15 Years of Summer Reading
Love and the City: Morningside Heights is a sprawling, old-fashioned novel of urban entanglements.
Morningside Heights, the setting of Cheryl Mendelson's rich, romantic novel of that title, is an actual neighborhood of Manhattan's Upper West Side. I lived there for more years than I care to say, so the book held a special fascination at first, an affirmation of some of my most intimately known local truths. But soon enough, the entire urban wash faded to the background in favor of a world peopled with emotionally intriguing characters: Anne Braithwaite, her husband, Charles, and their three children, financially and spiritually near wit’s end; Anne's old friend Merrit, a beautiful, successful academic writer who, approaching 40, realizes she might never find the lasting form of love she'd forgotten until too late to long for; Charles's friend Morris, in his early 40s, a seemingly permanent bachelor-scientist and curmudgeonly critic of all that passes before his eyes; and Lily, the 27-year-old psychotherapist who charms Morris and becomes engaged to him.

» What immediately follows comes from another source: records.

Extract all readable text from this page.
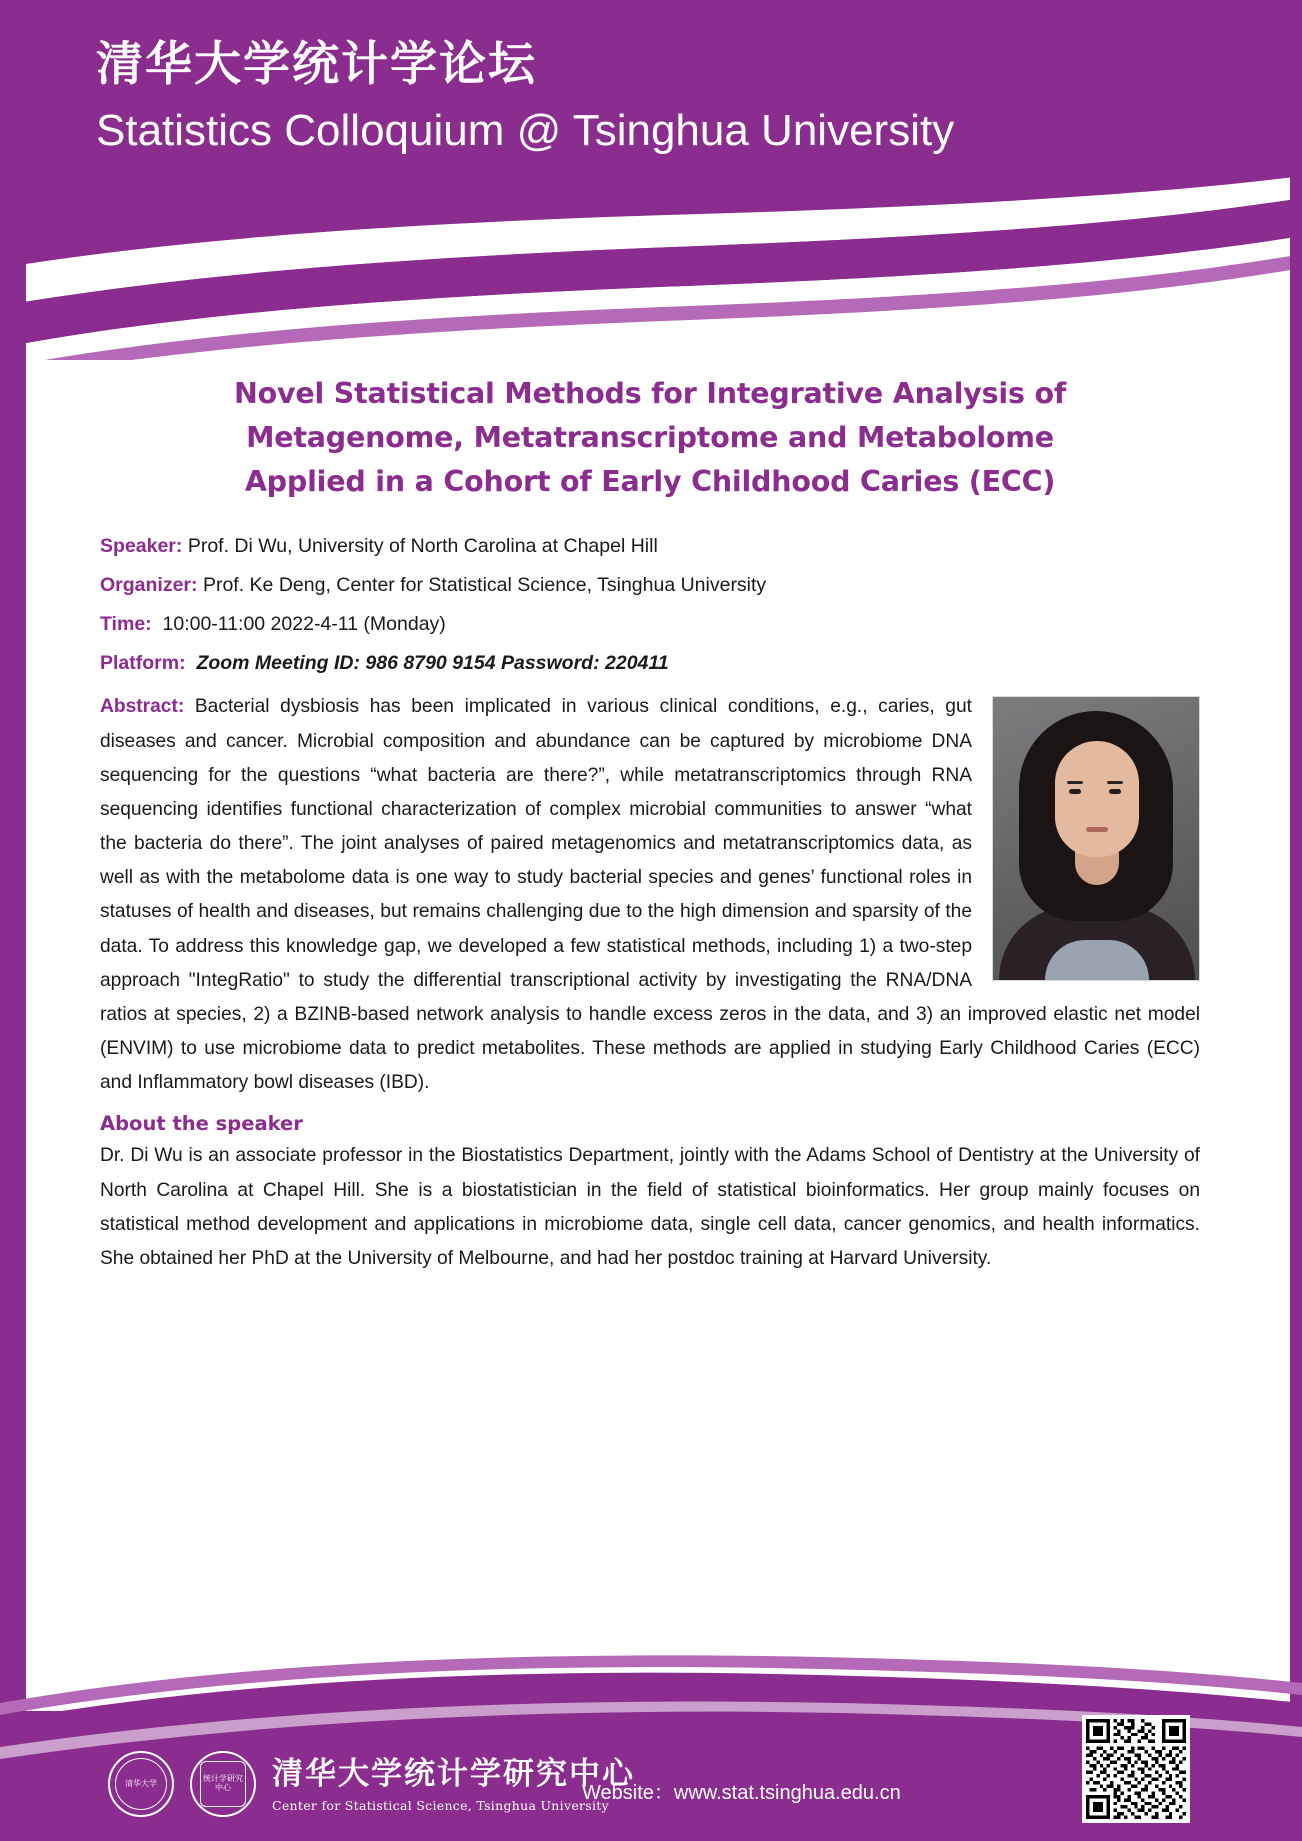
清华大学统计学论坛
Statistics Colloquium @ Tsinghua University
Novel Statistical Methods for Integrative Analysis of
Metagenome, Metatranscriptome and Metabolome
Applied in a Cohort of Early Childhood Caries (ECC)
Speaker: Prof. Di Wu, University of North Carolina at Chapel Hill
Organizer: Prof. Ke Deng, Center for Statistical Science, Tsinghua University
Time: 10:00-11:00 2022-4-11 (Monday)
Platform: Zoom Meeting ID: 986 8790 9154 Password: 220411
Abstract: Bacterial dysbiosis has been implicated in various clinical conditions, e.g., caries, gut diseases and cancer. Microbial composition and abundance can be captured by microbiome DNA sequencing for the questions “what bacteria are there?”, while metatranscriptomics through RNA sequencing identifies functional characterization of complex microbial communities to answer “what the bacteria do there”. The joint analyses of paired metagenomics and metatranscriptomics data, as well as with the metabolome data is one way to study bacterial species and genes’ functional roles in statuses of health and diseases, but remains challenging due to the high dimension and sparsity of the data. To address this knowledge gap, we developed a few statistical methods, including 1) a two-step approach "IntegRatio" to study the differential transcriptional activity by investigating the RNA/DNA ratios at species, 2) a BZINB-based network analysis to handle excess zeros in the data, and 3) an improved elastic net model (ENVIM) to use microbiome data to predict metabolites. These methods are applied in studying Early Childhood Caries (ECC) and Inflammatory bowl diseases (IBD).
About the speaker
Dr. Di Wu is an associate professor in the Biostatistics Department, jointly with the Adams School of Dentistry at the University of North Carolina at Chapel Hill. She is a biostatistician in the field of statistical bioinformatics. Her group mainly focuses on statistical method development and applications in microbiome data, single cell data, cancer genomics, and health informatics. She obtained her PhD at the University of Melbourne, and had her postdoc training at Harvard University.
清华大学	统计学研究中心	清华大学统计学研究中心
Center for Statistical Science, Tsinghua University
Website：www.stat.tsinghua.edu.cn
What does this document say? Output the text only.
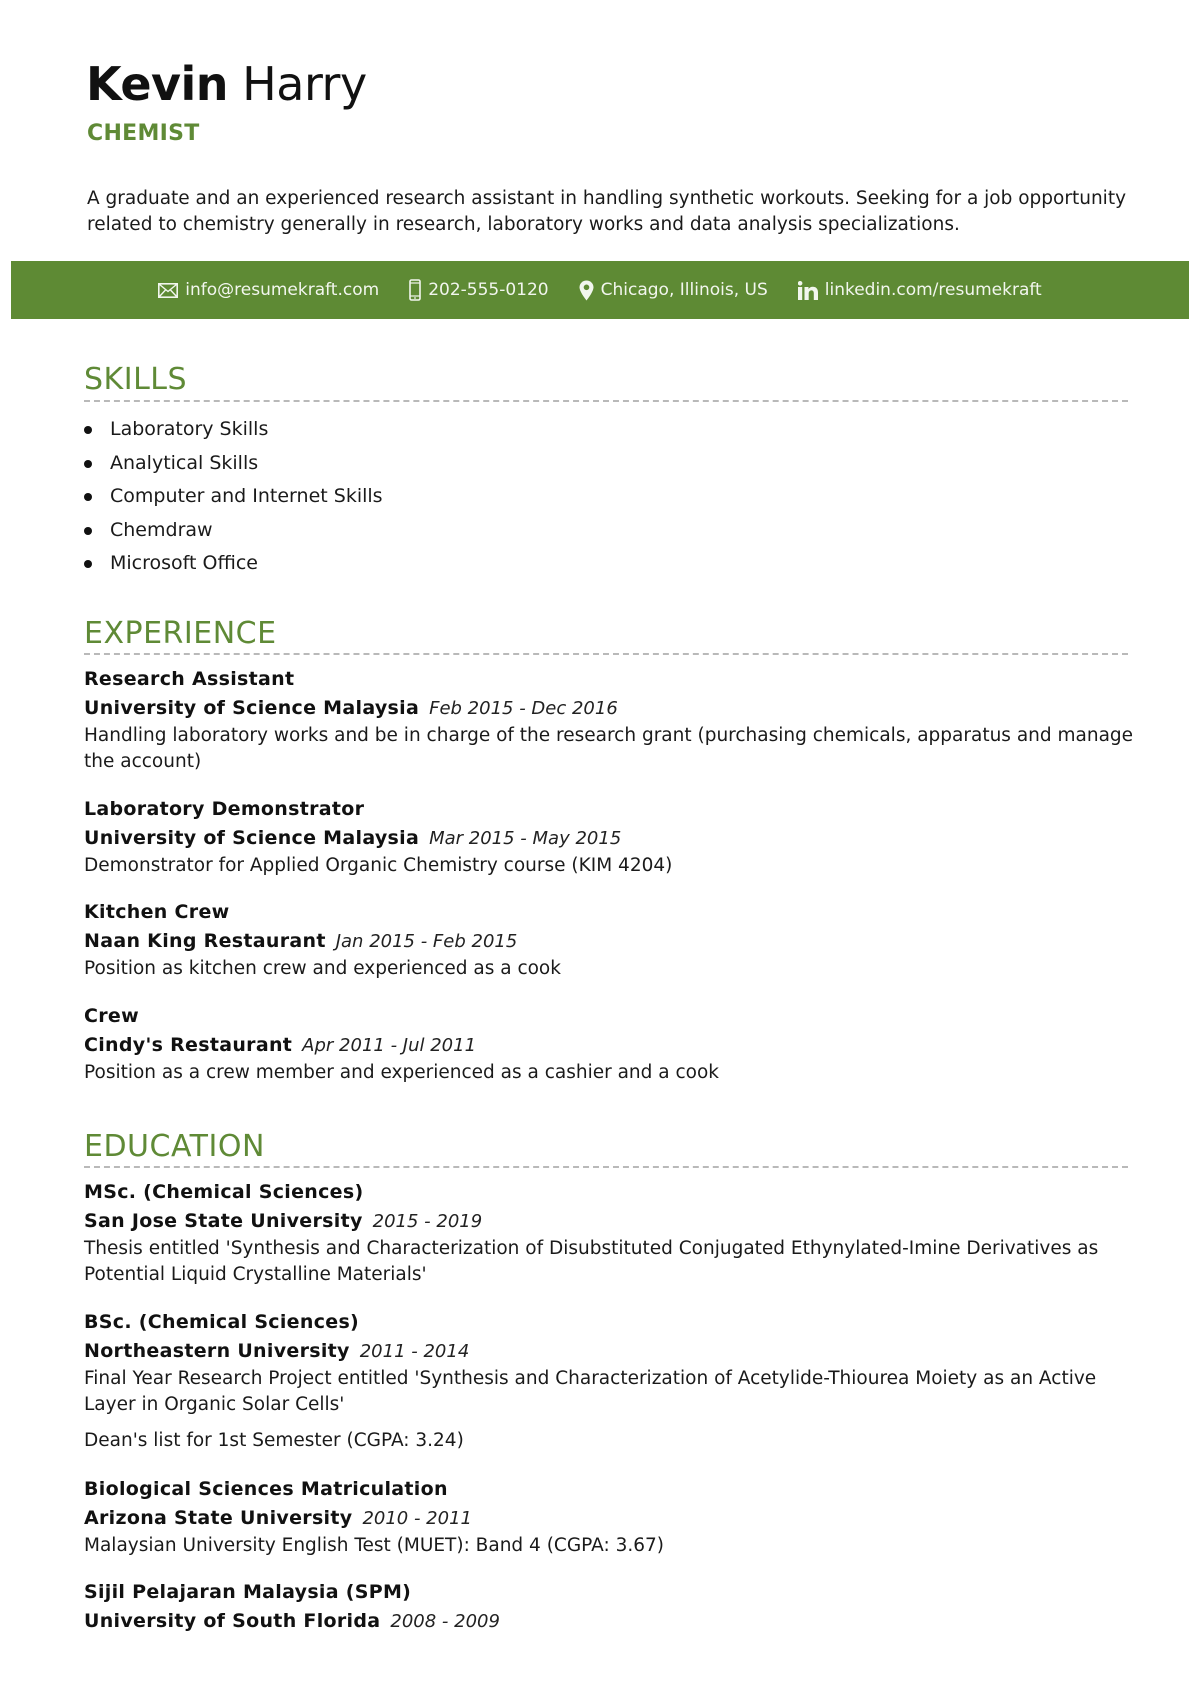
Kevin Harry
CHEMIST
A graduate and an experienced research assistant in handling synthetic workouts. Seeking for a job opportunity related to chemistry generally in research, laboratory works and data analysis specializations.
info@resumekraft.com	202-555-0120	Chicago, Illinois, US	linkedin.com/resumekraft
SKILLS
Laboratory Skills
Analytical Skills
Computer and Internet Skills
Chemdraw
Microsoft Office
EXPERIENCE
Research Assistant
University of Science Malaysia Feb 2015 - Dec 2016
Handling laboratory works and be in charge of the research grant (purchasing chemicals, apparatus and manage the account)
Laboratory Demonstrator
University of Science Malaysia Mar 2015 - May 2015
Demonstrator for Applied Organic Chemistry course (KIM 4204)
Kitchen Crew
Naan King Restaurant Jan 2015 - Feb 2015
Position as kitchen crew and experienced as a cook
Crew
Cindy's Restaurant Apr 2011 - Jul 2011
Position as a crew member and experienced as a cashier and a cook
EDUCATION
MSc. (Chemical Sciences)
San Jose State University 2015 - 2019
Thesis entitled 'Synthesis and Characterization of Disubstituted Conjugated Ethynylated-Imine Derivatives as Potential Liquid Crystalline Materials'
BSc. (Chemical Sciences)
Northeastern University 2011 - 2014
Final Year Research Project entitled 'Synthesis and Characterization of Acetylide-Thiourea Moiety as an Active Layer in Organic Solar Cells'
Dean's list for 1st Semester (CGPA: 3.24)
Biological Sciences Matriculation
Arizona State University 2010 - 2011
Malaysian University English Test (MUET): Band 4 (CGPA: 3.67)
Sijil Pelajaran Malaysia (SPM)
University of South Florida 2008 - 2009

There are ancillary characters, priests, lawyers, and the like, on whom much of the detailed but never overwhelming plot rests, and their roles help Mendelson create a stage akin to those of Jane Austen and George Eliot, the great 19th century novelists who made palpable all the details of money and real estate and gesture and expectation that we call society. Like them, Mendelson goes on to expose, to our deep satisfaction, the precise links in that system that join together artifice, neurosis, morality, and love.